Recently we noted a press release from The Ottawa Hospital celebrating the fact that they were ranked number six among Canada’s research hospitals.

Last year The Ottawa Hospital was also number six.

The rankings come from a private company called RE$EARCH Infosource Inc. The dollar sign in “research” is not a mistake.

We asked RE$EARCH Infosource the basis of their rankings, especially given questions over the validity of other private sector rankings, such as the Maclean’s magazine ranking of Universities.

RE$EARCH Infosource never got back to us.

The list mostly appears to be based on the volume of money the hospitals attract for research, although it is not entirely uniform.

University Health Network tops the list. They attracted a staggering $267 million in research funding last year. UHN is affiliated with the Ontario Cancer Institute, Toronto General Research Institute, and Toronto Western Research Institute.

The second ranked hospital, Hamilton Health Sciences, actually recorded less money for research, dropping to $180 million in 2010 from $191 million the year before.

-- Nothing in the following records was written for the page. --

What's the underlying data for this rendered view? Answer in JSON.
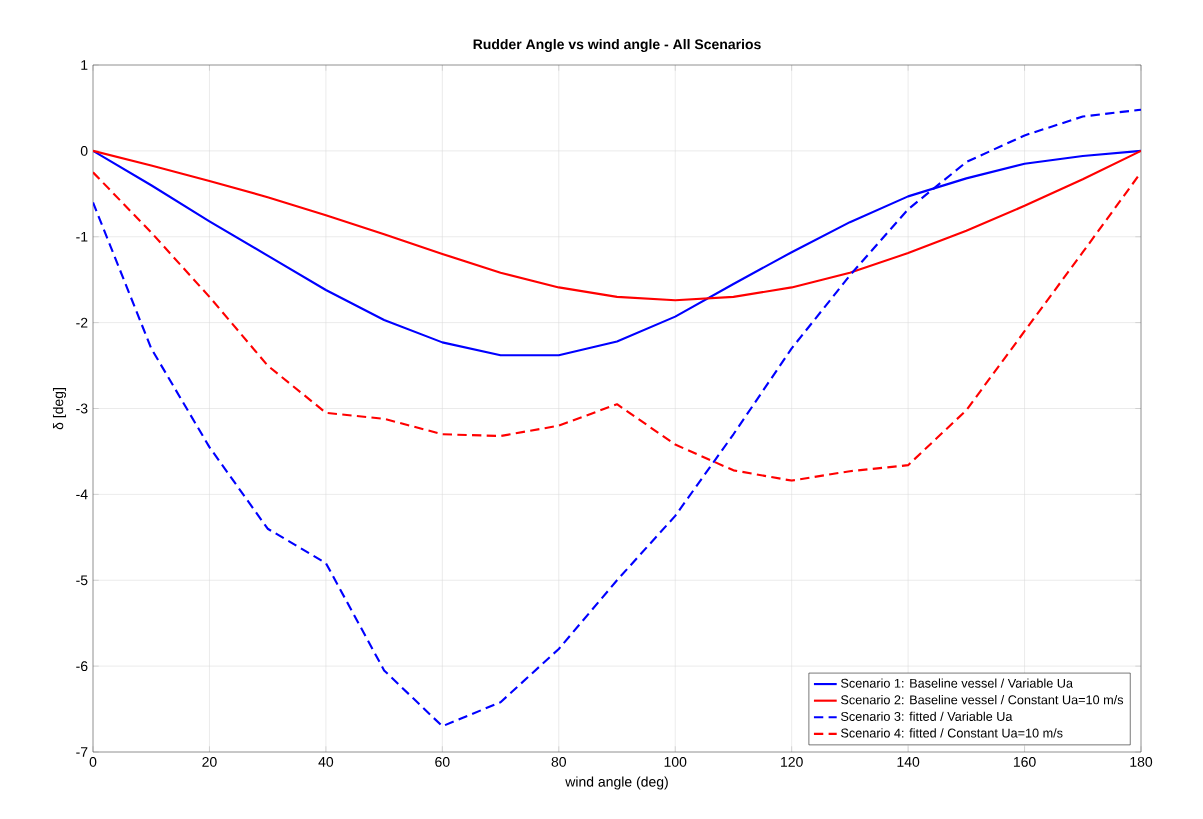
{
  "chart_data": {
    "type": "line",
    "title": "Rudder Angle vs wind angle - All Scenarios",
    "xlabel": "wind angle (deg)",
    "ylabel": "δ [deg]",
    "x": [
      0,
      10,
      20,
      30,
      40,
      50,
      60,
      70,
      80,
      90,
      100,
      110,
      120,
      130,
      140,
      150,
      160,
      170,
      180
    ],
    "series": [
      {
        "name": "Scenario 1: Baseline vessel / Variable Ua",
        "color": "#0000ff",
        "line_style": "solid",
        "values": [
          0,
          -0.4,
          -0.82,
          -1.22,
          -1.62,
          -1.97,
          -2.23,
          -2.38,
          -2.38,
          -2.22,
          -1.93,
          -1.55,
          -1.18,
          -0.83,
          -0.53,
          -0.32,
          -0.15,
          -0.06,
          0
        ]
      },
      {
        "name": "Scenario 2: Baseline vessel / Constant Ua=10 m/s",
        "color": "#ff0000",
        "line_style": "solid",
        "values": [
          0,
          -0.17,
          -0.35,
          -0.54,
          -0.75,
          -0.97,
          -1.2,
          -1.42,
          -1.59,
          -1.7,
          -1.74,
          -1.7,
          -1.59,
          -1.42,
          -1.19,
          -0.93,
          -0.64,
          -0.33,
          0
        ]
      },
      {
        "name": "Scenario 3: fitted / Variable Ua",
        "color": "#0000ff",
        "line_style": "dashed",
        "values": [
          -0.6,
          -2.3,
          -3.45,
          -4.4,
          -4.8,
          -6.05,
          -6.7,
          -6.42,
          -5.8,
          -5.0,
          -4.25,
          -3.3,
          -2.3,
          -1.45,
          -0.68,
          -0.13,
          0.18,
          0.4,
          0.48
        ]
      },
      {
        "name": "Scenario 4: fitted / Constant Ua=10 m/s",
        "color": "#ff0000",
        "line_style": "dashed",
        "values": [
          -0.25,
          -0.95,
          -1.7,
          -2.5,
          -3.05,
          -3.12,
          -3.3,
          -3.32,
          -3.2,
          -2.95,
          -3.42,
          -3.72,
          -3.84,
          -3.73,
          -3.66,
          -3.02,
          -2.1,
          -1.18,
          -0.25
        ]
      }
    ],
    "xlim": [
      0,
      180
    ],
    "xticks": [
      0,
      20,
      40,
      60,
      80,
      100,
      120,
      140,
      160,
      180
    ],
    "ylim": [
      -7,
      1
    ],
    "yticks": [
      -7,
      -6,
      -5,
      -4,
      -3,
      -2,
      -1,
      0,
      1
    ],
    "grid": true,
    "legend": "bottom right",
    "marker": "none"
  }
}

While Ontario had six out of ten hospitals at the top of the list, the big increases in research money primarily went to hospitals in BC and Quebec.

The British Columbia cancer agency was the biggest mover up the rankings, having doubled its research funding from $41 million to $81 million.

Does attracting more money than other research hospitals make you more of an innovation leader? Or does it mean you are better at attracting research dollars? Is there any point to this beyond flattering the hospitals at the top, all potential customers for the private company.